My Instagram was nothing but spreading negativity, cries for help, and unfiltered and impulsive thoughts that people used to wake up the next day after blacking out and apologising for but instead now promote it because of the encouragement and support of others who agree (and mind you probably never knew your last name but somehow you are now technologically connected for life). What happened to cool photography and sharing art. To be honest I usually just use Instagram to watch videos of food being prepared and BJJ tutorials! And yet it still made its way to me. So I tapped out. Now I’m not saying im an empath or anything but watching the mental health in the internet world declining wasn’t exactly making me feel the best or like this was something I would benefit from witnessing every single day, especially in a time when my regular communities were being stripped away. I also discovered that everything I liked looking at on Instagram, I could find on the internet anyway. Minus seeing what my friends and family were up to but if you ask me, I prefer it that way. Now we have something better to talk about when catching up.

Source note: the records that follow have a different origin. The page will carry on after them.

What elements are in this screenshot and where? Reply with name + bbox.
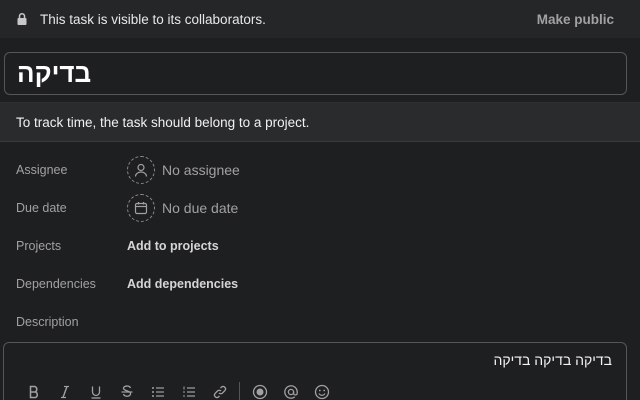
task-title[interactable]: בדיקה	[17, 58, 91, 89]
dependencies-row: Dependencies Add dependencies	[0, 269, 640, 299]
make-public-button[interactable]: Make public	[537, 12, 614, 27]
due-date-picker[interactable]: No due date	[127, 194, 238, 222]
visibility-banner: This task is visible to its collaborator…	[0, 0, 640, 38]
bold-icon[interactable]	[18, 381, 49, 400]
time-tracking-notice: To track time, the task should belong to…	[0, 102, 640, 142]
assignee-picker[interactable]: No assignee	[127, 156, 240, 184]
visibility-message: This task is visible to its collaborator…	[40, 11, 266, 27]
dependencies-label: Dependencies	[16, 277, 96, 291]
bulleted-list-icon[interactable]	[142, 381, 173, 400]
notice-text: To track time, the task should belong to…	[16, 114, 310, 130]
projects-row: Projects Add to projects	[0, 231, 640, 261]
description-editor[interactable]: בדיקה בדיקה בדיקה	[3, 342, 627, 400]
record-icon[interactable]	[244, 381, 275, 400]
link-icon[interactable]	[204, 381, 235, 400]
assignee-value[interactable]: No assignee	[162, 162, 240, 178]
description-row: Description	[0, 307, 640, 337]
description-label: Description	[16, 315, 79, 329]
lock-icon	[16, 12, 28, 26]
due-date-value[interactable]: No due date	[162, 200, 238, 216]
task-title-field[interactable]: בדיקה	[4, 52, 627, 95]
assignee-row: Assignee No assignee	[0, 155, 640, 185]
add-to-projects-button[interactable]: Add to projects	[127, 239, 219, 253]
projects-label: Projects	[16, 239, 62, 253]
assignee-label: Assignee	[16, 163, 68, 177]
add-to-projects-label[interactable]: Add to projects	[127, 239, 219, 253]
due-date-row: Due date No due date	[0, 193, 640, 223]
mention-icon[interactable]	[275, 381, 306, 400]
underline-icon[interactable]	[80, 381, 111, 400]
description-text[interactable]: בדיקה בדיקה בדיקה	[494, 352, 612, 368]
calendar-icon[interactable]	[127, 194, 155, 222]
add-dependencies-button[interactable]: Add dependencies	[127, 277, 238, 291]
formatting-toolbar	[18, 381, 337, 400]
toolbar-divider	[239, 382, 240, 400]
person-icon[interactable]	[127, 156, 155, 184]
add-dependencies-label[interactable]: Add dependencies	[127, 277, 238, 291]
numbered-list-icon[interactable]	[173, 381, 204, 400]
due-date-label: Due date	[16, 201, 67, 215]
italic-icon[interactable]	[49, 381, 80, 400]
strikethrough-icon[interactable]	[111, 381, 142, 400]
emoji-icon[interactable]	[306, 381, 337, 400]
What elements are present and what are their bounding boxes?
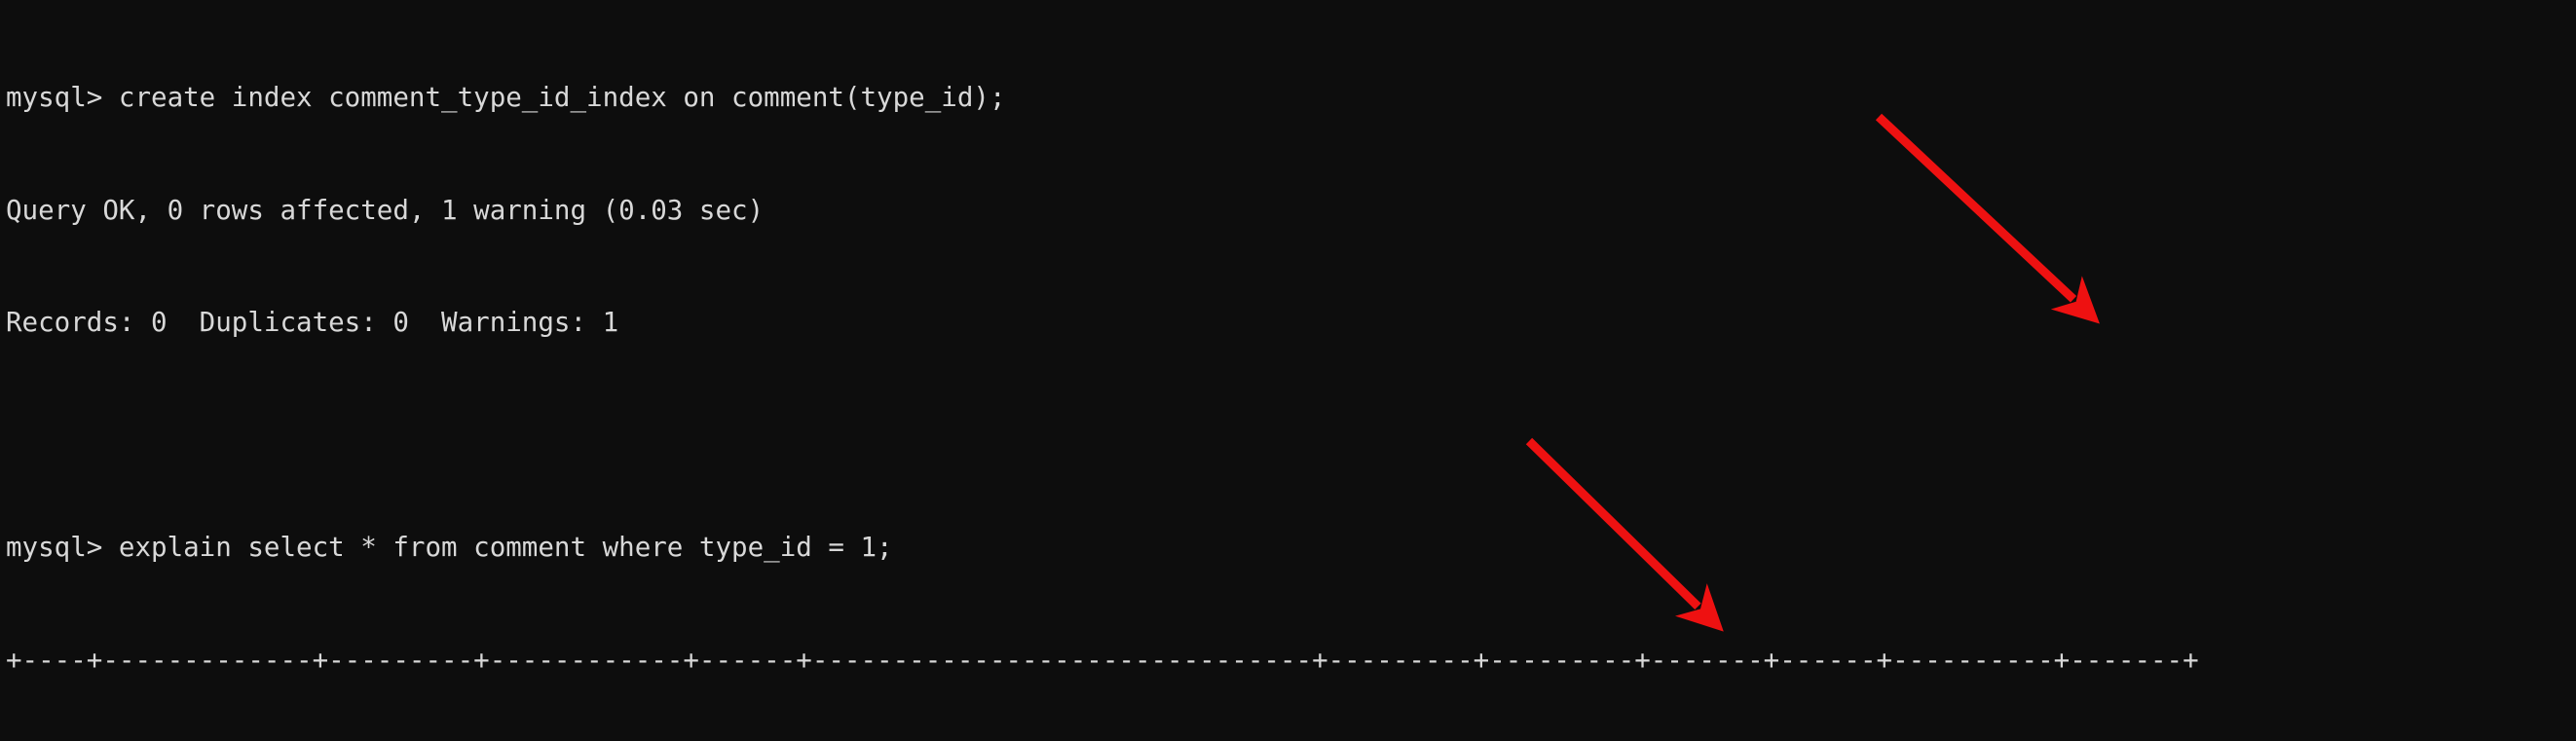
terminal-line: mysql> explain select * from comment whe… — [6, 532, 893, 563]
terminal-screen: mysql> create index comment_type_id_inde… — [0, 0, 2576, 741]
table-border-top: +----+-------------+---------+----------… — [6, 644, 2199, 676]
terminal-output[interactable]: mysql> create index comment_type_id_inde… — [0, 0, 2576, 741]
terminal-line: Records: 0 Duplicates: 0 Warnings: 1 — [6, 307, 619, 338]
terminal-line: Query OK, 0 rows affected, 1 warning (0.… — [6, 194, 765, 226]
terminal-line: mysql> create index comment_type_id_inde… — [6, 82, 1006, 113]
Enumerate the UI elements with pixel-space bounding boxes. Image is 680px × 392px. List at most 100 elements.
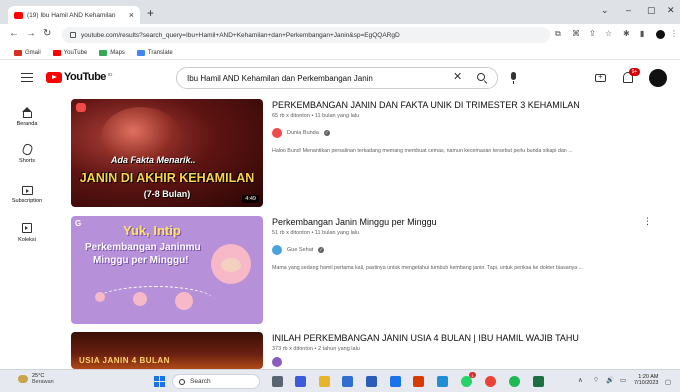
sidebar-item-library[interactable]: Koleksi [0, 223, 54, 243]
bookmark-translate[interactable]: Translate [136, 49, 173, 56]
bookmark-label: Translate [147, 49, 173, 56]
url-text[interactable]: youtube.com/results?search_query=Ibu+Ham… [81, 32, 400, 39]
shorts-icon [20, 142, 34, 157]
tray-overflow-icon[interactable]: ∧ [578, 377, 583, 385]
windows-taskbar: 25°C Berawan Search 1 ∧ ⌔ 🔊 ▭ 1:20 AM 7/… [0, 369, 680, 392]
taskbar-search[interactable]: Search [172, 374, 260, 389]
channel-avatar[interactable] [272, 245, 282, 255]
video-meta: 65 rb x ditonton • 11 bulan yang lalu [272, 113, 360, 119]
battery-icon[interactable]: ▭ [620, 377, 626, 385]
thumbnail-text: G [75, 219, 82, 228]
file-icon[interactable] [272, 376, 283, 387]
video-info: INILAH PERKEMBANGAN JANIN USIA 4 BULAN |… [272, 333, 652, 367]
chrome-menu-icon[interactable]: ⋮ [670, 30, 678, 38]
video-title[interactable]: INILAH PERKEMBANGAN JANIN USIA 4 BULAN |… [272, 333, 652, 344]
close-window-button[interactable]: ✕ [667, 6, 675, 15]
youtube-icon [52, 49, 61, 56]
chrome-icon[interactable] [485, 376, 496, 387]
office-icon[interactable] [413, 376, 424, 387]
library-icon [21, 223, 33, 234]
search-icon [179, 378, 185, 385]
minimize-button[interactable]: – [626, 6, 631, 15]
bookmark-youtube[interactable]: YouTube [52, 49, 87, 56]
channel-link[interactable]: Dunia Bunda ✓ [272, 128, 652, 138]
youtube-logo[interactable]: YouTube ID [46, 71, 112, 83]
mail-icon[interactable] [390, 376, 401, 387]
channel-link[interactable] [272, 357, 652, 367]
explorer-icon[interactable] [319, 376, 330, 387]
youtube-logo-text: YouTube [64, 71, 106, 83]
bookmark-maps[interactable]: Maps [99, 49, 125, 56]
growth-path-illustration [95, 286, 215, 316]
spotify-icon[interactable] [509, 376, 520, 387]
back-arrow-icon[interactable]: ← [9, 29, 19, 39]
maximize-button[interactable]: ▢ [647, 6, 656, 15]
search-icon[interactable] [477, 73, 489, 85]
create-video-icon[interactable] [595, 72, 606, 82]
verified-check-icon: ✓ [323, 130, 330, 136]
new-tab-button[interactable]: + [147, 7, 154, 19]
home-icon [21, 107, 33, 118]
more-actions-icon[interactable]: ⋮ [643, 217, 652, 226]
chat-icon[interactable] [295, 376, 306, 387]
forward-arrow-icon[interactable]: → [26, 29, 36, 39]
sidebar-item-subscriptions[interactable]: Subscription [0, 184, 54, 204]
video-thumbnail[interactable]: USIA JANIN 4 BULAN [71, 332, 263, 369]
profile-avatar-icon[interactable] [656, 30, 665, 39]
video-description: Haloo Bund! Menantikan persalinan terkad… [272, 148, 573, 154]
reload-icon[interactable]: ↻ [43, 29, 51, 39]
system-clock[interactable]: 1:20 AM 7/10/2023 [634, 374, 658, 386]
word-icon[interactable] [366, 376, 377, 387]
edge-icon[interactable] [437, 376, 448, 387]
sidebar-item-label: Koleksi [18, 237, 36, 243]
excel-icon[interactable] [533, 376, 544, 387]
sidebar-item-home[interactable]: Beranda [0, 107, 54, 127]
channel-avatar[interactable] [272, 128, 282, 138]
address-bar[interactable]: youtube.com/results?search_query=Ibu+Ham… [62, 27, 550, 43]
whatsapp-badge: 1 [469, 372, 476, 378]
extensions-icon[interactable]: ✱ [623, 30, 630, 38]
notification-center-icon[interactable]: ▢ [665, 378, 671, 386]
weather-widget[interactable]: 25°C Berawan [18, 373, 54, 385]
google-lens-icon[interactable]: ⧉ [555, 30, 561, 38]
video-title[interactable]: Perkembangan Janin Minggu per Minggu [272, 217, 652, 228]
verified-check-icon: ✓ [318, 247, 325, 253]
bookmarks-bar: Gmail YouTube Maps Translate [0, 46, 680, 60]
channel-name[interactable]: Dunia Bunda [287, 130, 319, 136]
video-thumbnail[interactable]: Ada Fakta Menarik.. JANIN DI AKHIR KEHAM… [71, 99, 263, 207]
thumbnail-text: Perkembangan Janinmu [85, 242, 201, 253]
browser-tab-youtube[interactable]: (19) Ibu Hamil AND Kehamilan × [8, 6, 140, 24]
lock-icon [70, 32, 76, 38]
maps-icon [99, 49, 108, 56]
bookmark-label: Maps [110, 49, 125, 56]
video-meta: 373 rb x ditonton • 2 tahun yang lalu [272, 346, 360, 352]
hamburger-menu-icon[interactable] [21, 73, 33, 82]
store-icon[interactable] [342, 376, 353, 387]
thumbnail-text: USIA JANIN 4 BULAN [79, 356, 170, 365]
tab-close-icon[interactable]: × [129, 10, 134, 20]
microphone-icon[interactable] [511, 72, 516, 84]
volume-icon[interactable]: 🔊 [606, 377, 614, 385]
channel-name[interactable]: Gue Sehat [287, 247, 313, 253]
browser-tabstrip: (19) Ibu Hamil AND Kehamilan × + ⌄ – ▢ ✕ [0, 0, 680, 24]
tab-search-icon[interactable]: ⌄ [601, 6, 609, 15]
video-thumbnail[interactable]: G Yuk, Intip Perkembangan Janinmu Minggu… [71, 216, 263, 324]
account-avatar[interactable] [649, 69, 667, 87]
embryo-stage-illustration [175, 292, 193, 310]
translate-icon[interactable]: ⌘ [572, 30, 580, 38]
windows-start-icon[interactable] [154, 376, 165, 387]
youtube-header: YouTube ID ✕ 9+ [0, 60, 680, 96]
share-icon[interactable]: ⇪ [589, 30, 596, 38]
search-input[interactable] [187, 73, 449, 83]
channel-avatar[interactable] [272, 357, 282, 367]
channel-link[interactable]: Gue Sehat ✓ [272, 245, 652, 255]
wifi-icon[interactable]: ⌔ [593, 377, 599, 385]
clear-search-icon[interactable]: ✕ [453, 72, 462, 83]
sidebar-item-shorts[interactable]: Shorts [0, 142, 54, 164]
youtube-play-icon [46, 71, 62, 83]
video-title[interactable]: PERKEMBANGAN JANIN DAN FAKTA UNIK DI TRI… [272, 100, 652, 111]
bookmark-gmail[interactable]: Gmail [14, 49, 41, 56]
video-duration: 4:49 [242, 195, 259, 203]
side-panel-icon[interactable]: ▮ [640, 30, 644, 38]
bookmark-star-icon[interactable]: ☆ [605, 30, 612, 38]
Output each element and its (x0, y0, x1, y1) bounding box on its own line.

As for the news and radio – I didn’t see the point. It sounded like the same thing every single day and I figured if something was important enough or seemed foreign, it would make its way to my ears somehow and that was evidently true. I figured what use is it to me hearing repetitive numbers and comparing to yesterday’s? That seems like an odd way to live… an unnatural addition to my routine. So I tapped out. And guess what? I’m still here aren’t I! I’m not dumber because of it. I am not unhappy with not knowing. Quite frankly, I believe that what happens tomorrow, a year from now or any part of my future isn’t any of my business really. I’m OK with not knowing. I can dream, strive and think about my future but I don’t need to know exactly what it entails. Where’s the fun in that! I didn’t know before so why do I need to know now? Especially if it’s the same voices, same statements, same tones – boring. You’re telling me I have a calculated time here on Earth and this is what you want me to spend it doing? No thanks. There are way more exciting things I can do with my time and a gazillion different hobbies to choose from!
My initial intention was to release from the binds of social media until we’re allowed to see each other again but since being off it, I realise theres now no more allocated time to go towards it. I can’t even remember where I could have possibly fit it in my day now. See I like the idea of posting on Instagram. For me, a photo book to look back on one day if you will. So I wouldn’t say I’m off it forever but 3 months without it, I find that I just don’t want to make the time…
I’m sure that’ll change eventually. But like anything, the less you do something, the less you crave it. And in all the times reading and writing, learning and progressing, that would have otherwise been wasted looking at what someone else wanted me to see or calculating how artistically pleasing my next posted photograph would aestheticise my profile would be… its just something I can’t help but think about. Hmph.